We consider problems of minimizing functionals $\mathcal{F}$ of probability measures on the Euclidean space. To propose an accelerated gradient descent algorithm for such problems, we consider gradient flow of transport maps that give push-forward measures of an initial measure. Then we propose a deterministic accelerated algorithm by extending Nesterov's acceleration technique with momentum. This algorithm do not based on the Wasserstein geometry. Furthermore, to estimate the convergence rate of the accelerated algorithm, we introduce new convexity and smoothness for $\mathcal{F}$ based on transport maps.

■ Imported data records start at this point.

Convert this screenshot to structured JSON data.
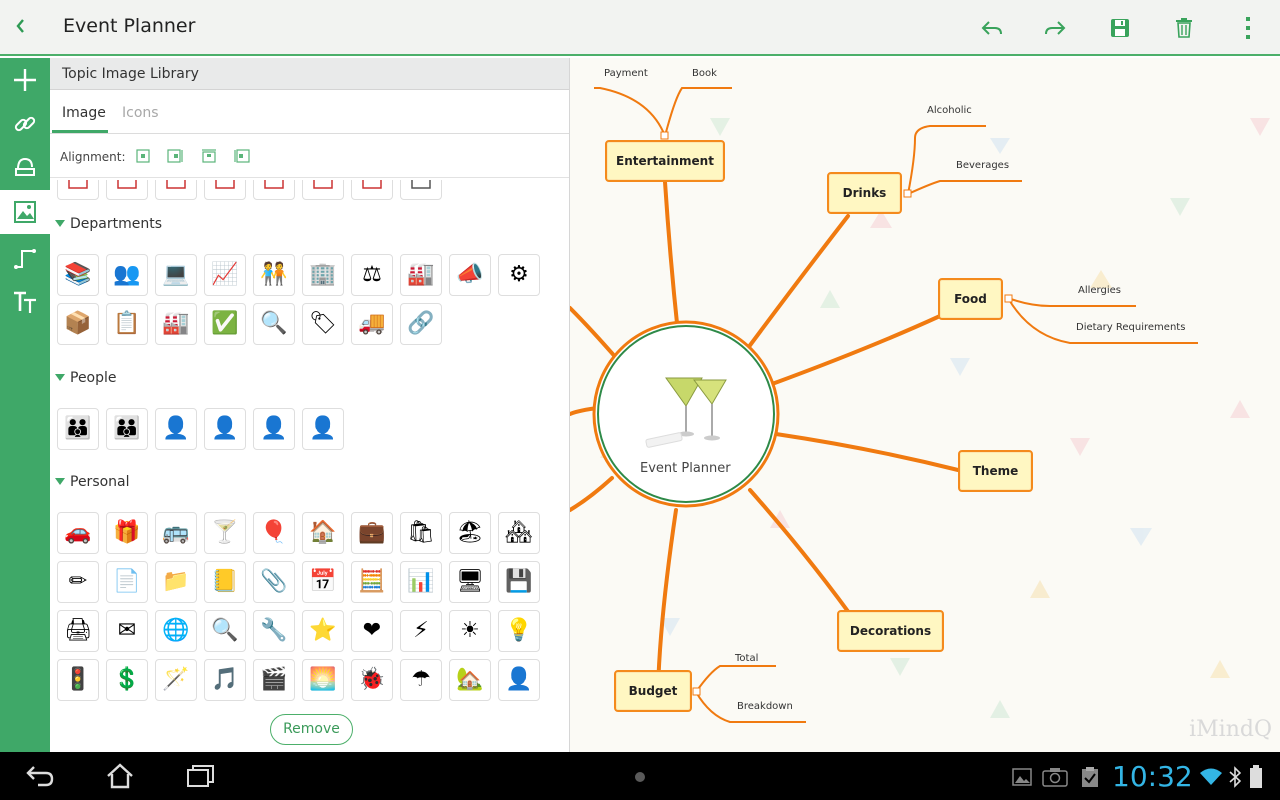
{
  "app": {
    "title": "Event Planner",
    "watermark": "iMindQ"
  },
  "colors": {
    "accent": "#3fa868",
    "topic_border": "#f48a1c",
    "topic_fill": "#fff7c2",
    "clock": "#33b5e5"
  },
  "toolbar": {
    "back_icon": "chevron-left-icon",
    "actions": [
      "undo-icon",
      "redo-icon",
      "save-icon",
      "delete-icon",
      "overflow-menu-icon"
    ]
  },
  "rail": {
    "tools": [
      "add-icon",
      "link-icon",
      "relationship-icon",
      "image-icon",
      "connector-icon",
      "text-format-icon"
    ],
    "active": "image-icon"
  },
  "library": {
    "header": "Topic Image Library",
    "tabs": [
      "Image",
      "Icons"
    ],
    "active_tab": "Image",
    "alignment_label": "Alignment:",
    "sections": [
      {
        "title": "Departments",
        "icons": [
          "📚",
          "👥",
          "💻",
          "📈",
          "🧑‍🤝‍🧑",
          "🏢",
          "⚖",
          "🏭",
          "📣",
          "⚙",
          "📦",
          "📋",
          "🏭",
          "✅",
          "🔍",
          "🏷",
          "🚚",
          "🔗"
        ]
      },
      {
        "title": "People",
        "icons": [
          "👪",
          "👪",
          "👤",
          "👤",
          "👤",
          "👤"
        ]
      },
      {
        "title": "Personal",
        "icons": [
          "🚗",
          "🎁",
          "🚌",
          "🍸",
          "🎈",
          "🏠",
          "💼",
          "🛍",
          "🏖",
          "🏘",
          "✏",
          "📄",
          "📁",
          "📒",
          "📎",
          "📅",
          "🧮",
          "📊",
          "🖥",
          "💾",
          "🖨",
          "✉",
          "🌐",
          "🔍",
          "🔧",
          "⭐",
          "❤",
          "⚡",
          "☀",
          "💡",
          "🚦",
          "💲",
          "🪄",
          "🎵",
          "🎬",
          "🌅",
          "🐞",
          "☂",
          "🏡",
          "👤"
        ]
      }
    ],
    "remove_label": "Remove"
  },
  "mindmap": {
    "central_topic": "Event Planner",
    "topics": {
      "entertainment": {
        "label": "Entertainment",
        "subtopics": [
          "Payment",
          "Book"
        ]
      },
      "drinks": {
        "label": "Drinks",
        "subtopics": [
          "Alcoholic",
          "Beverages"
        ]
      },
      "food": {
        "label": "Food",
        "subtopics": [
          "Allergies",
          "Dietary Requirements"
        ]
      },
      "theme": {
        "label": "Theme"
      },
      "decorations": {
        "label": "Decorations"
      },
      "budget": {
        "label": "Budget",
        "subtopics": [
          "Total",
          "Breakdown"
        ]
      }
    }
  },
  "system": {
    "clock": "10:32"
  }
}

As a result, we can show that the accelerated algorithm converges faster than a normal gradient descent algorithm. Numerical experiments support this theoretical result.

翻译：我们考虑欧几里得空间中概率测度泛函 $\mathcal{F}$ 的最小化问题。为了针对此类问题提出加速梯度下降算法，我们考虑初始测度的前推测度对应的传输映射的梯度流。随后，我们通过扩展带动量的Nesterov加速技术，提出了一种确定性加速算法。该算法不基于Wasserstein几何。此外，为了估计加速算法的收敛速度，我们基于传输映射引入了 $\mathcal{F}$ 的新凸性与光滑性。由此可以证明，加速算法的收敛速度快于标准梯度下降算法。数值实验支撑了这一理论结果。